Rabu, 16 September 2015

#Pray For Riau By Puri



Perkanalkan  nama saya Puri. Nama lengkap saya Putri Riau. Nama yang bagus bukan. Nama itu pemberian tanah  kelahiran saya di Riau. Apakah saya asli orang Riau? Kok beraninya ngaku-ngaku Putri Riau. Hehe. Woles and slowly. Tapi beneran saya Putri Riau. Nah begini ceritanya, kenapa saya diberi  nama Putri Riau, Saya lahir dari pasangan berdarah  Jawa dan Melayu. Ibu saya berdarah Jawa yang bermukim di Tebing Tinggi, Sumatra Utara sedangkan Bapak saya berdarah Melayu yang bermukim di Belawan, Sumatra Utara. Semasa muda Bapak dan Ibu saya merantau alias hijrah ke Riau. Di Riau mereka bertemu menikah dan lahirlah saya di bumi lancang kuning, Riau. Masa kecil, remaja hingga menjelang dewasa saya habiskan di Riau.  Bukan hanya itu,  saya juga menimba ilmu  mulai dari TK, SD, SMP, SMA bahkan kuliah di Universitas Islam di Riau. Sekarang sudah genap 22 tahun saya bermukim di Riau.
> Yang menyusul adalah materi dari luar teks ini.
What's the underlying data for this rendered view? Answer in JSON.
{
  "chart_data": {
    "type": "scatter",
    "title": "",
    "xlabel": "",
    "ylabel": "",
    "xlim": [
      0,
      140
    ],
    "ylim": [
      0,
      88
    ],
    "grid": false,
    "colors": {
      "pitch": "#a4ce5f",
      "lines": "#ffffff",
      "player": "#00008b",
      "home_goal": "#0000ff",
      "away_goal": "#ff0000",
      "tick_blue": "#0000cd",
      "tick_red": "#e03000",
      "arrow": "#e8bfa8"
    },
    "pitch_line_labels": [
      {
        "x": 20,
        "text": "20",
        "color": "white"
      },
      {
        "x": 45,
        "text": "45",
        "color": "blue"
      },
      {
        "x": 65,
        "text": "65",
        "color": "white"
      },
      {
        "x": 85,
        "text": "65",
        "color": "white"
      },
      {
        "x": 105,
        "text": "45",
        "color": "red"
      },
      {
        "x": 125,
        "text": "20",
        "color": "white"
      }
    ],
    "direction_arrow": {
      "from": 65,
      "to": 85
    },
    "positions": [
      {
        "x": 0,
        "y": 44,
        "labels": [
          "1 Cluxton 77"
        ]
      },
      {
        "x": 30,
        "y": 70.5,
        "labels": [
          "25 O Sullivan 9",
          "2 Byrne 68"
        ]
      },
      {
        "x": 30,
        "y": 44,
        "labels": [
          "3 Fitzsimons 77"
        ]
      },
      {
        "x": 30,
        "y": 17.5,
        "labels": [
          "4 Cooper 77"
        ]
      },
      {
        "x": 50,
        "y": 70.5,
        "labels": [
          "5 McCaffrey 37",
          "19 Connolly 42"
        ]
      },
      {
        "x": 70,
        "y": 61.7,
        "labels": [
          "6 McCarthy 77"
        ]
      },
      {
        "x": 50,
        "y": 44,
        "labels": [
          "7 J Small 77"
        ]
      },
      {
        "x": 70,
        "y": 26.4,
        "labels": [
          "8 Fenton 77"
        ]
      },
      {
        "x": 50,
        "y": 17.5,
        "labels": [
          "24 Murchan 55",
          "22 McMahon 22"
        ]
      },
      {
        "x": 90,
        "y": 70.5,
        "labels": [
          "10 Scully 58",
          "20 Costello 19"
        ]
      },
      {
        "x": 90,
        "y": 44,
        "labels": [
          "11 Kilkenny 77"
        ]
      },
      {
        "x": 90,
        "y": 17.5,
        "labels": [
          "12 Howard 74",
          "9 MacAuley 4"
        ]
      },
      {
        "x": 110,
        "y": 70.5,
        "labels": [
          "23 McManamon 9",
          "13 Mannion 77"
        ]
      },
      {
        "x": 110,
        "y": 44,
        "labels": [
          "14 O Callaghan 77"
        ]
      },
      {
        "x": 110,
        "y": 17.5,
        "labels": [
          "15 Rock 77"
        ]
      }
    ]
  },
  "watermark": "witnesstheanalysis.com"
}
 4 tahun pertama bermukim di Riau saya masih menikmati keasrian Riau, udara segar dan bersih masih menemani tumbuh kembang saya. Namun 18 tahun kemudian saya tak bisa lagi menikmati keasrian Riau. Selama 18 tahun Riau masih setia pada 1 fenomena yaitu kabut asapnya. Tepatnya saat ini, September 2015 fenomena itu terulang kembali. Tak ada lagi Riau yang asri, Riau dengan udara bersih dan segar. Bagi kami yang bermukim di Riau udara bersih dan segar begitu mahal bahkan  kami tak sanggup membelinya. Seberapa besar tabungan kami, belum juga cukup untuk membeli udara bersih dan segar. Tak usah kami, sebagai rakyat biasa dengan penghasilan biasa yang terus berusaha dengan segenap upaya menabung untuk membeli udara bersih dan segar di Riau. Para petinggi kami pun orang yang jauh lebih tinggi dari pada kami kedudukannya dengan penghasilan  luar biasa walau kedudukan dan  kekayaan hanya sebatas dunia mereka juga tak mampu membeli udara bersih dan segar di Riau. Begitu mahal kah udara bersih dan segar di Riau? Kami butuh udara bersih dan segar agar tetap bisa bertahan hidup.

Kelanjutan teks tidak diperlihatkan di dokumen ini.